You are currently viewing Stefan Kraft: „Moje marzenia się spełniły”

Stefan Kraft: „Moje marzenia się spełniły”

Kraft Stefan golden.eagle zloty.orzel Turniej.Czterech.Skoczni fot.Julia .Piatkowska - Stefan Kraft: "Moje marzenia się spełniły"Stefan Kraft już w Oberstdorfie odnosząc swoje pierwsze pucharowe zwycięstwo w karierze został liderem 63. Turnieju Czterech Skoczni i aż do końca prestiżowych zawodów nie oddał koszulki turniejowego lidera. – Moje marzenia się spełniły.

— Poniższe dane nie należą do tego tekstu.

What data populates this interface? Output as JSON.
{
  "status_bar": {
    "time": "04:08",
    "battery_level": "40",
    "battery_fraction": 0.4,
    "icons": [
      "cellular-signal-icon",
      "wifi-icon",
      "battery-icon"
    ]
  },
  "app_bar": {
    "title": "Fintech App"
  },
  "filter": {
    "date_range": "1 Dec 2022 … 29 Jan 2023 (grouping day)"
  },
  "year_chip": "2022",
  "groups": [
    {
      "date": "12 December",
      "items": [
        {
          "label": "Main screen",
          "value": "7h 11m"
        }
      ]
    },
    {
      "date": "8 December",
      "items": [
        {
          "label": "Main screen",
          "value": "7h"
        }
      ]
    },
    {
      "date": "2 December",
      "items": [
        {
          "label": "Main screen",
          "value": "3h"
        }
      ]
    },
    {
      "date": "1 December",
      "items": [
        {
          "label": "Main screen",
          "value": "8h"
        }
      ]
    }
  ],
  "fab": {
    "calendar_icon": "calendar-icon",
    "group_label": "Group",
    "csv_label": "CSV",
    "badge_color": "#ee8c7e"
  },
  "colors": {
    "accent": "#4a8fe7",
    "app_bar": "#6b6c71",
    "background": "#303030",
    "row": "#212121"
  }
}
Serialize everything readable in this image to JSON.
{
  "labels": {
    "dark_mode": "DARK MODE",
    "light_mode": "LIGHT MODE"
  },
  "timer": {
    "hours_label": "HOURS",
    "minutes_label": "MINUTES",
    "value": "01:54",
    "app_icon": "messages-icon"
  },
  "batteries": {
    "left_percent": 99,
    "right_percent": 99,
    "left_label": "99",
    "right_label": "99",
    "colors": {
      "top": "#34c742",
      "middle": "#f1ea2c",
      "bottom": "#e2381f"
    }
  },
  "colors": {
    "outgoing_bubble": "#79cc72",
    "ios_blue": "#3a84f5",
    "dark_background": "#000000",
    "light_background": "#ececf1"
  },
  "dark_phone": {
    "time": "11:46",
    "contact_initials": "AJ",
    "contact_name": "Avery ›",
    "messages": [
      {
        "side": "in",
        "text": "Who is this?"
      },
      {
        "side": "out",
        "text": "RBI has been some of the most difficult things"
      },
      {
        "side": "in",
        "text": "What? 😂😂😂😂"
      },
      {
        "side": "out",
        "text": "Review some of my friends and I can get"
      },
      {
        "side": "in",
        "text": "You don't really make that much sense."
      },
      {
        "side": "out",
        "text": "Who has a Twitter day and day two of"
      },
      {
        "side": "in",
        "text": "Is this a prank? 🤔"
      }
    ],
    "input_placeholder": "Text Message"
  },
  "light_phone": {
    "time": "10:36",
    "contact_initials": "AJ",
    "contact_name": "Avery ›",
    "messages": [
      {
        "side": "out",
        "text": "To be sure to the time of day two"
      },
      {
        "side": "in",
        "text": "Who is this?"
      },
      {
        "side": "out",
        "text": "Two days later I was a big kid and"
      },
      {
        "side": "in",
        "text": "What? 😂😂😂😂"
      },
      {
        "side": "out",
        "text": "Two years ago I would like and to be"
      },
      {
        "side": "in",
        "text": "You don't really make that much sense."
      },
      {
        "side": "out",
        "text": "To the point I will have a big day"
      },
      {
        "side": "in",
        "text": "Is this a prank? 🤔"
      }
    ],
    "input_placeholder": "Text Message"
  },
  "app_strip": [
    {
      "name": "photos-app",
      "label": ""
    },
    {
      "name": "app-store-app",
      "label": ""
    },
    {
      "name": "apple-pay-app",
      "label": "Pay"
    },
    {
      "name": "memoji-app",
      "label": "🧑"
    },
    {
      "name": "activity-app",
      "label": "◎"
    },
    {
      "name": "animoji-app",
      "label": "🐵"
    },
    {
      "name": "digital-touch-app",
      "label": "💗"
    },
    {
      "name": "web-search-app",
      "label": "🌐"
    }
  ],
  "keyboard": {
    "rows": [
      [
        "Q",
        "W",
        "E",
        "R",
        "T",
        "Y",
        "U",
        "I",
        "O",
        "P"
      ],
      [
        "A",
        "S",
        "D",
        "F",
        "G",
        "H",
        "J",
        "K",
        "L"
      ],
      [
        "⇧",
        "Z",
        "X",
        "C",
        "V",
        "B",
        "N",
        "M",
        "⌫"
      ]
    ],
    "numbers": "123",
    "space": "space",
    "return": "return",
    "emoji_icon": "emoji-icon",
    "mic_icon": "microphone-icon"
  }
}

Cały Turniej był dla mnie perfekcyjny i bardzo się cieszę, że mogłem dzielić tą radość na podium z Michaelem – powiedział 21-latek.

 

Jak wiadomo, Kraft i Hayboeck to dobrzy koledzy z austriackiej drużyny i jak przyznał triumfator TCS, radość z wyników Turnieju była tym większa. – Moje marzenia się spełniły. Cały Turniej był dla mnie perfekcyjny i bardzo się cieszę, że mogę dzielić tą radość na podium z Michaelem. To było niesamowite, móc usłyszeć dwukrotnie narodowy hymn Austrii, to były dla mnie wielkie chwile, szczególnie dlatego, że obiekt w Bischofshofen to moja „rodzinna” skocznia. Stojąc na podium mogłem spojrzeć wstecz, na minione kilkanaście turniejowych dni – powiedział Austriak.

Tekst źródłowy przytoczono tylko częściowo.